Les fantômes d'Ismaël
Cinéaste dépressif, Ismaël Vuillard (Mathieu Almaric) passe ses nuits à tenter de boucler son scénario. En couple depuis peu avec Sylvia (Charlotte Gainsbourg), une astrophysicienne prévenante et introvertie, il voit sa vie basculer avec l’arrivée inopportune de sa femme Carlotta (Marion Cotillard), déclarée morte vingt ans auparavant.
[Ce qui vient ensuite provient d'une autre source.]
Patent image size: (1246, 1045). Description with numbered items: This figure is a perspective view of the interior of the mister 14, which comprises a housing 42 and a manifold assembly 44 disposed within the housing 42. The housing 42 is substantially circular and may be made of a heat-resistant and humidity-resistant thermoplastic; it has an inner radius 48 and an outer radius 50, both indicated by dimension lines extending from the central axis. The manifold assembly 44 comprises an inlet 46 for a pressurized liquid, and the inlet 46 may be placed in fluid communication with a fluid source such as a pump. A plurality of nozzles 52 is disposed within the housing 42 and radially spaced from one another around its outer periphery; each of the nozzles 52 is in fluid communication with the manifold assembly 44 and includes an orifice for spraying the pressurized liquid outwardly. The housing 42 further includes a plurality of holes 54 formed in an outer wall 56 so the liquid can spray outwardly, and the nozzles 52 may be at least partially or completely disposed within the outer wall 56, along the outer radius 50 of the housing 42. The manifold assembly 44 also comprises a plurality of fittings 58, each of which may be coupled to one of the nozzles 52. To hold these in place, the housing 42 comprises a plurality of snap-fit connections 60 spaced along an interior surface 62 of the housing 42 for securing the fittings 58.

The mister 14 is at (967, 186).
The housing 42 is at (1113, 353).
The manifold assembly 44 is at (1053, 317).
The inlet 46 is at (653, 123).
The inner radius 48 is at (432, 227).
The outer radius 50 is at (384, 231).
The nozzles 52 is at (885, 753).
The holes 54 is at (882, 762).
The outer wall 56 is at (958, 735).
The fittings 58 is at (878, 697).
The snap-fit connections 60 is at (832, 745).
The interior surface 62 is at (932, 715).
Le drame hybride d’Arnaud Desplechin (Un conte de Noël) s’appréhende en plusieurs temps. D’abord avec une certaine confusion et légèreté lorsqu’une clique d’hommes politiques, dressant le portrait extravagant d’un dénommé Dedalus (Louis Garrel), échappe au cheminement mental de son créateur. Une fois de retour dans l’appartement enfumé d’Ismaël, la réalité empiète sur le processus de création (encore que) et réactive temporairement les vestiges du passé. Les photos de Carlotta enfant, exhumées par son père (Laszlo Szabo) lors d’une nuit de gros chagrin, la figent dans un quotidien aguerri à son absence, sa réapparition remettra évidemment en question le travail de deuil accompli ou la solidité d’une nouvelle histoire.
Sylvia, la nouvelle femme, parle de rivaliser avec une morte, ce constat mesure l’absurdité de la situation. Une tonalité décalée programmée pour faire resurgir les fantômes d’une ancienne vie, de l’Histoire (avec l’évocation de la Shoah) et du cinéma (les allusions flagrantes à Vertigo de Hitchcock ou à la propre filmographie du cinéaste) au cœur d’un récit stratifié, et ce au risque de s’égarer dans des projections hermétiques, et systématiquement autobiographiques chez Desplechin. Un film difficile édité ici dans sa version longue.